Lastly in terms of delayed discharge. I have heard it said in recent days that we need to see a return to the old cottage hospitals. Those of us old enough to remember them should be appalled at such a suggestion. There were very good reasons we closed down such units and places and that was that despite the dedication of local staff in many of them that there were too many which had become places to maintain and house older people with degenerative illnesses such as dementia. When we began to focus on care homes as places of long term care for our citizens the emphasis was on creating non-institutional settings and places where people could be rehabilitated and supported in a better environment more conducive to personal care and support and shared living.  At their best care homes have become such places where if adequately resourced and staffed an individual can live a much better quality of life than they could ever achieve in a hospital.

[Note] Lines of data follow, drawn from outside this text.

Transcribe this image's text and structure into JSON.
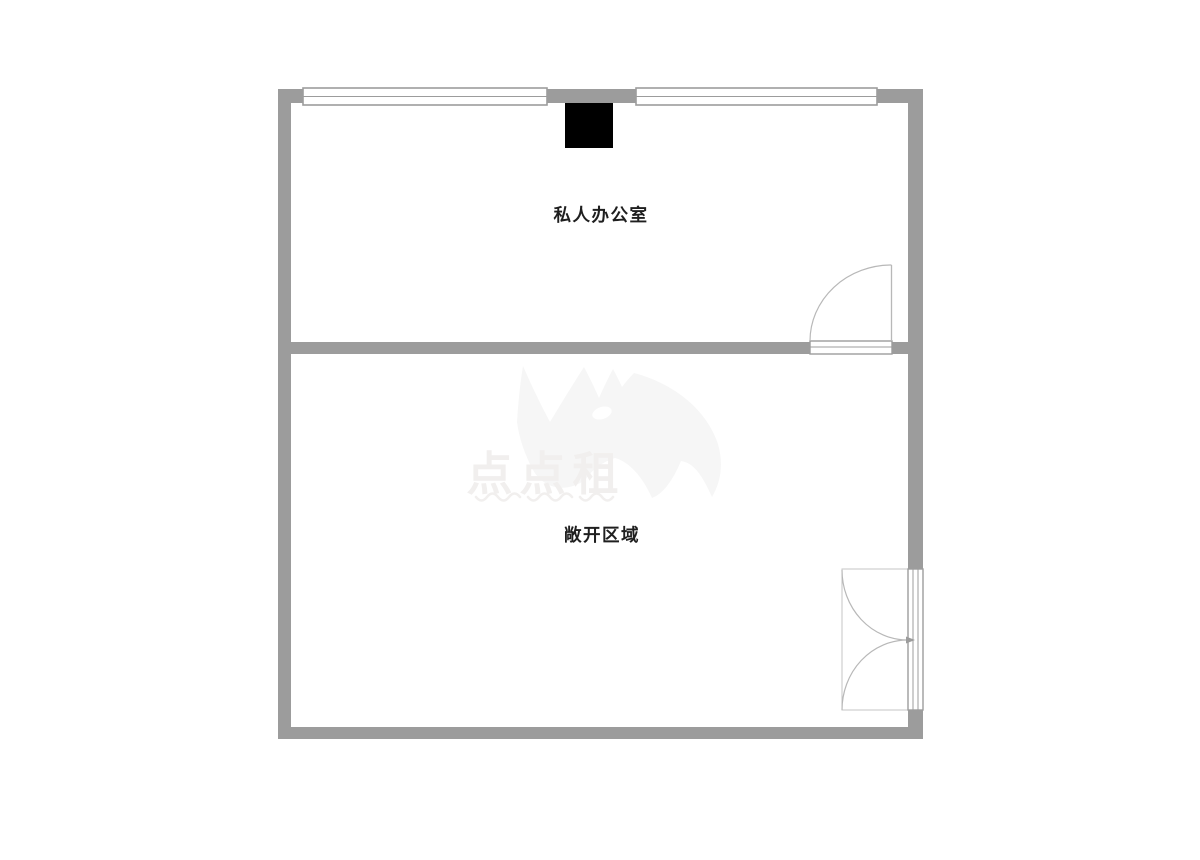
{
  "floorplan": {
    "rooms": [
      {
        "id": "private-office",
        "label": "私人办公室"
      },
      {
        "id": "open-area",
        "label": "敞开区域"
      }
    ],
    "watermark": {
      "brand_text": "点点租",
      "logo": "rhino-logo"
    },
    "features": {
      "column": "structural-column",
      "office_door": "single-swing-door",
      "entrance_door": "double-swing-door",
      "window_count": 2
    },
    "colors": {
      "wall": "#9c9c9c",
      "window_line": "#9c9c9c",
      "door_line": "#b8b8b8",
      "door_box_line": "#c4c4c4",
      "column": "#000000",
      "label_text": "#1f1f1f",
      "watermark_shape": "#f6f6f6",
      "watermark_text": "#f1efee"
    }
  }
}
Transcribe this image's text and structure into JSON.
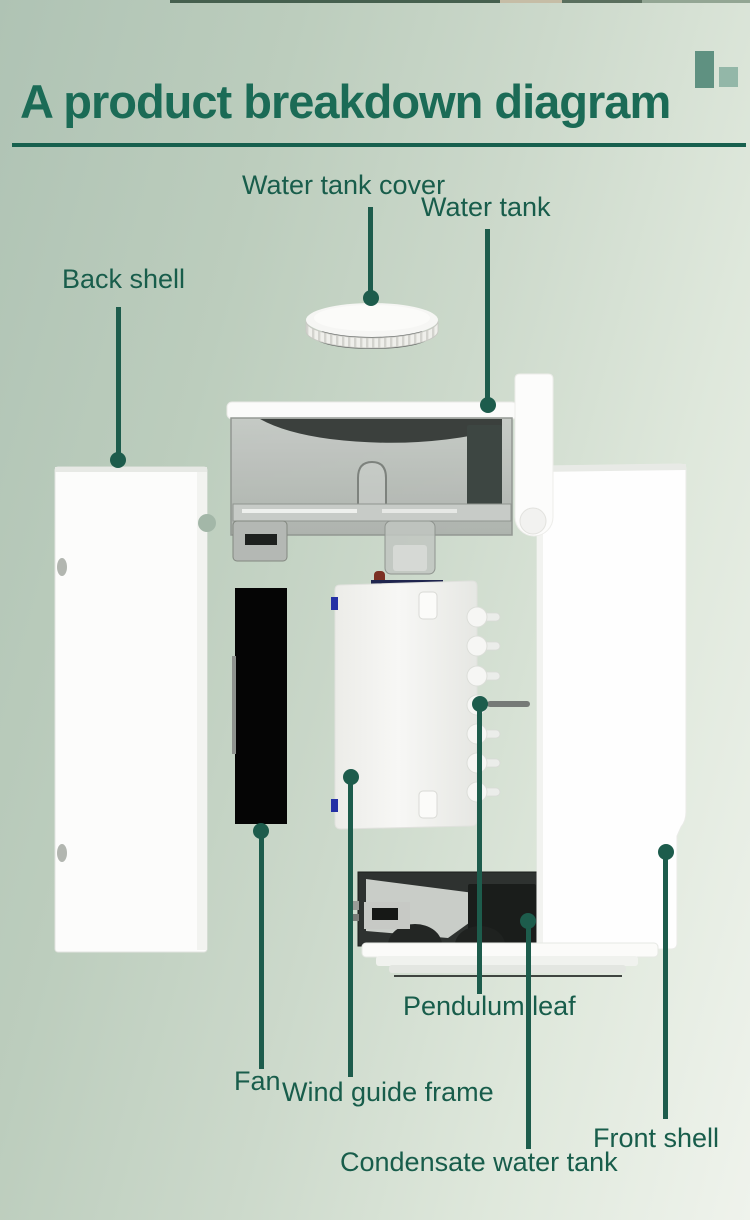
{
  "page": {
    "title": "A product breakdown diagram",
    "title_color": "#1b6b56",
    "underline_color": "#17604e",
    "label_color": "#185d4b",
    "leader_line_color": "#1d5c4c",
    "background_from": "#afc3b4",
    "background_to": "#eff3ec"
  },
  "header_icon": {
    "name": "two-bars-glyph",
    "tall_bar_color": "#5f9181",
    "small_bar_color": "#93b7a8"
  },
  "labels": {
    "water_tank_cover": "Water tank cover",
    "water_tank": "Water tank",
    "back_shell": "Back shell",
    "pendulum_leaf": "Pendulum leaf",
    "fan": "Fan",
    "wind_guide_frame": "Wind guide frame",
    "front_shell": "Front shell",
    "condensate_water_tank": "Condensate water tank"
  }
}
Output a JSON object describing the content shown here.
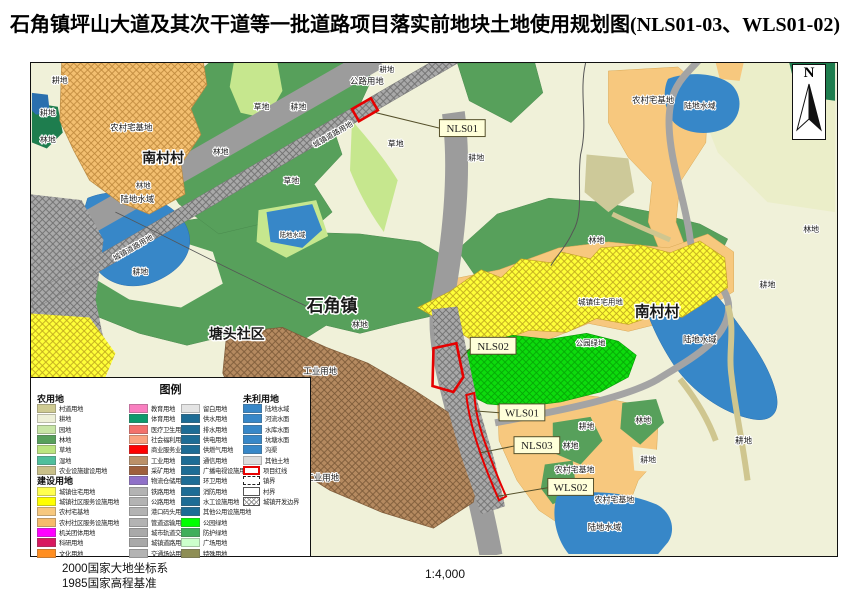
{
  "title": "石角镇坪山大道及其次干道等一批道路项目落实前地块土地使用规划图(NLS01-03、WLS01-02)",
  "north": {
    "label": "N"
  },
  "footer": {
    "line1": "2000国家大地坐标系",
    "line2": "1985国家高程基准",
    "scale": "1:4,000"
  },
  "legend": {
    "title": "图例",
    "col1": [
      {
        "h": "农用地"
      },
      {
        "c": "#cfcb92",
        "t": "村道用地"
      },
      {
        "c": "#eef0d8",
        "t": "耕地"
      },
      {
        "c": "#c8e6a6",
        "t": "园地"
      },
      {
        "c": "#57a05b",
        "t": "林地"
      },
      {
        "c": "#bce57f",
        "t": "草地"
      },
      {
        "c": "#4fbf9c",
        "t": "湿地"
      },
      {
        "c": "#c9c089",
        "t": "农业设施建设用地"
      },
      {
        "h": "建设用地"
      },
      {
        "c": "#ffff4f",
        "t": "城镇住宅用地"
      },
      {
        "c": "#ffff00",
        "t": "城镇社区服务设施用地"
      },
      {
        "c": "#f7c87e",
        "t": "农村宅基地"
      },
      {
        "c": "#f6bb6b",
        "t": "农村社区服务设施用地"
      },
      {
        "c": "#ff00ff",
        "t": "机关团体用地"
      },
      {
        "c": "#d8185f",
        "t": "科研用地"
      },
      {
        "c": "#ff8e21",
        "t": "文化用地"
      }
    ],
    "col2": [
      {
        "c": "#f97fc0",
        "t": "教育用地"
      },
      {
        "c": "#0c9a6c",
        "t": "体育用地"
      },
      {
        "c": "#f3716c",
        "t": "医疗卫生用地"
      },
      {
        "c": "#f9a380",
        "t": "社会福利用地"
      },
      {
        "c": "#fe0000",
        "t": "商业服务业用地"
      },
      {
        "c": "#bb9068",
        "t": "工业用地"
      },
      {
        "c": "#9e5f3c",
        "t": "采矿用地"
      },
      {
        "c": "#8f70c8",
        "t": "物流仓储用地"
      },
      {
        "c": "#b3b3b3",
        "t": "铁路用地"
      },
      {
        "c": "#b3b3b3",
        "t": "公路用地"
      },
      {
        "c": "#b3b3b3",
        "t": "港口码头用地"
      },
      {
        "c": "#b3b3b3",
        "t": "管道运输用地"
      },
      {
        "c": "#a9a9a9",
        "t": "城市轨道交通用地"
      },
      {
        "c": "#a9a9a9",
        "t": "城镇道路用地"
      },
      {
        "c": "#b3b3b3",
        "t": "交通场站用地"
      }
    ],
    "col3": [
      {
        "c": "#e4e4e4",
        "t": "留白用地"
      },
      {
        "c": "#1d6c95",
        "t": "供水用地"
      },
      {
        "c": "#1d6c95",
        "t": "排水用地"
      },
      {
        "c": "#1d6c95",
        "t": "供电用地"
      },
      {
        "c": "#1d6c95",
        "t": "供燃气用地"
      },
      {
        "c": "#1d6c95",
        "t": "通信用地"
      },
      {
        "c": "#1d6c95",
        "t": "广播电视设施用地"
      },
      {
        "c": "#1d6c95",
        "t": "环卫用地"
      },
      {
        "c": "#1d6c95",
        "t": "消防用地"
      },
      {
        "c": "#1d6c95",
        "t": "水工设施用地"
      },
      {
        "c": "#1d6c95",
        "t": "其他公用设施用地"
      },
      {
        "c": "#00ff00",
        "t": "公园绿地"
      },
      {
        "c": "#3fae5a",
        "t": "防护绿地"
      },
      {
        "c": "#ccffcc",
        "t": "广场用地"
      },
      {
        "c": "#8e8e55",
        "t": "特殊用地"
      }
    ],
    "col4": [
      {
        "h": "未利用地"
      },
      {
        "c": "#3787c8",
        "t": "陆地水域"
      },
      {
        "c": "#3787c8",
        "t": "河流水面"
      },
      {
        "c": "#3787c8",
        "t": "水库水面"
      },
      {
        "c": "#3787c8",
        "t": "坑塘水面"
      },
      {
        "c": "#3787c8",
        "t": "沟渠"
      },
      {
        "c": "#dcdcdc",
        "t": "其他土地"
      },
      {
        "sym": "red",
        "t": "项目红线"
      },
      {
        "sym": "dash",
        "t": "镇界"
      },
      {
        "sym": "solid",
        "t": "村界"
      },
      {
        "sym": "hatch",
        "t": "城镇开发边界"
      }
    ]
  },
  "map": {
    "labels": [
      {
        "t": "耕地",
        "x": 28,
        "y": 20,
        "s": 8
      },
      {
        "t": "耕地",
        "x": 16,
        "y": 53,
        "s": 8
      },
      {
        "t": "林地",
        "x": 16,
        "y": 80,
        "s": 8
      },
      {
        "t": "农村宅基地",
        "x": 100,
        "y": 68,
        "s": 8.5
      },
      {
        "t": "南村村",
        "x": 132,
        "y": 100,
        "s": 14,
        "b": 1
      },
      {
        "t": "林地",
        "x": 190,
        "y": 92,
        "s": 8
      },
      {
        "t": "草地",
        "x": 231,
        "y": 47,
        "s": 8
      },
      {
        "t": "耕地",
        "x": 268,
        "y": 47,
        "s": 8
      },
      {
        "t": "公路用地",
        "x": 337,
        "y": 21,
        "s": 8.5
      },
      {
        "t": "耕地",
        "x": 357,
        "y": 9,
        "s": 7.5
      },
      {
        "t": "草地",
        "x": 366,
        "y": 84,
        "s": 8
      },
      {
        "t": "城镇道路用地",
        "x": 304,
        "y": 74,
        "s": 7.5,
        "r": -30
      },
      {
        "t": "城镇道路用地",
        "x": 103,
        "y": 188,
        "s": 7.5,
        "r": -30
      },
      {
        "t": "耕地",
        "x": 447,
        "y": 98,
        "s": 8
      },
      {
        "t": "陆地水域",
        "x": 672,
        "y": 46,
        "s": 8
      },
      {
        "t": "农村宅基地",
        "x": 625,
        "y": 40,
        "s": 8.5
      },
      {
        "t": "林地",
        "x": 784,
        "y": 170,
        "s": 8
      },
      {
        "t": "耕地",
        "x": 740,
        "y": 226,
        "s": 8
      },
      {
        "t": "陆地水域",
        "x": 106,
        "y": 140,
        "s": 8.5
      },
      {
        "t": "林地",
        "x": 112,
        "y": 126,
        "s": 7.5
      },
      {
        "t": "草地",
        "x": 261,
        "y": 121,
        "s": 8
      },
      {
        "t": "陆地水域",
        "x": 262,
        "y": 175,
        "s": 6.5
      },
      {
        "t": "耕地",
        "x": 109,
        "y": 213,
        "s": 8
      },
      {
        "t": "石角镇",
        "x": 302,
        "y": 250,
        "s": 17,
        "b": 1
      },
      {
        "t": "林地",
        "x": 330,
        "y": 266,
        "s": 8
      },
      {
        "t": "塘头社区",
        "x": 206,
        "y": 277,
        "s": 14,
        "b": 1
      },
      {
        "t": "工业用地",
        "x": 290,
        "y": 313,
        "s": 8.5
      },
      {
        "t": "工业用地",
        "x": 292,
        "y": 420,
        "s": 8.5
      },
      {
        "t": "林地",
        "x": 568,
        "y": 181,
        "s": 8
      },
      {
        "t": "城镇住宅用地",
        "x": 572,
        "y": 243,
        "s": 7.5
      },
      {
        "t": "南村村",
        "x": 629,
        "y": 255,
        "s": 15,
        "b": 1
      },
      {
        "t": "公园绿地",
        "x": 562,
        "y": 284,
        "s": 7.5
      },
      {
        "t": "陆地水域",
        "x": 672,
        "y": 281,
        "s": 8.5
      },
      {
        "t": "耕地",
        "x": 558,
        "y": 368,
        "s": 8
      },
      {
        "t": "林地",
        "x": 542,
        "y": 388,
        "s": 8
      },
      {
        "t": "林地",
        "x": 615,
        "y": 362,
        "s": 8
      },
      {
        "t": "耕地",
        "x": 620,
        "y": 402,
        "s": 8
      },
      {
        "t": "农村宅基地",
        "x": 546,
        "y": 412,
        "s": 8
      },
      {
        "t": "农村宅基地",
        "x": 586,
        "y": 442,
        "s": 8
      },
      {
        "t": "陆地水域",
        "x": 576,
        "y": 470,
        "s": 8.5
      },
      {
        "t": "耕地",
        "x": 716,
        "y": 383,
        "s": 8.5
      }
    ],
    "plots": [
      {
        "id": "NLS01",
        "bx": 410,
        "by": 57,
        "lx": 346,
        "ly": 50
      },
      {
        "id": "NLS02",
        "bx": 441,
        "by": 276,
        "lx": 431,
        "ly": 298
      },
      {
        "id": "WLS01",
        "bx": 470,
        "by": 343,
        "lx": 445,
        "ly": 350
      },
      {
        "id": "NLS03",
        "bx": 485,
        "by": 376,
        "lx": 452,
        "ly": 392
      },
      {
        "id": "WLS02",
        "bx": 519,
        "by": 418,
        "lx": 468,
        "ly": 436
      }
    ]
  }
}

In addition, there has been a huge change in the nature of care homes in the last decade and a half to the extent to which many have become effectively local hospitals and hospices in everything but name. This is especially the case in those homes which offer interim care places which allow someone to be discharged from hospital and to be supported and re-abled to continue their journey home after a few weeks stay in a care home or indeed to move onto another care home of their choice. Believe you me being supported in such an environment in your journey of care is a much better choice than being stuck in an acute hospital with stretched services, exhausted staff and a constant flow and change to say nothing of the risk of infection and deterioration because of lack of mobility and movement.

 

We need I think to have an emergency and urgent response to the whole health and social care crisis that we are facing. There is a moment – even a passing one – for opportunity and collective and collaborative change. I get tired as frontline managers, staff and practitioners struggle with the issues facing them of reading and hearing the constant political fighting over these issues. I’m not naive – I know the role of political parliamentary opposition is to hold government to account, to challenge and persuade the electorate that things are not working. But when does the role of a politician become one of civic responsibility which overcomes party political interest, and which necessitates working in collaboration with others with whom you strongly disagree? I think that that moment has well and truly come for the health and wellbeing of our nation. And so, my most forlorn New Year 2023 wish is that in the spirit of a national emergency (regardless of the reasons for it or from whence it has come) we can work as politicians, policy makers and practitioners in a spirit not of mutual one-upmanship but shared solidarity to address the real concerns of life and limb our health and care systems are now enduring. And yes, I still believe in Santa Claus.

We are at a truly critical phase in the dis-ease affecting health and social care services in Scotland, will we use this crisis to collectively work together to achieve lasting change or rather will we be back here next year with a similar blog spouting the same concerns and challenges? I very much hope it is the former because one thing is clear and that is that these are not simply winter pressures but a crisis for all seasons.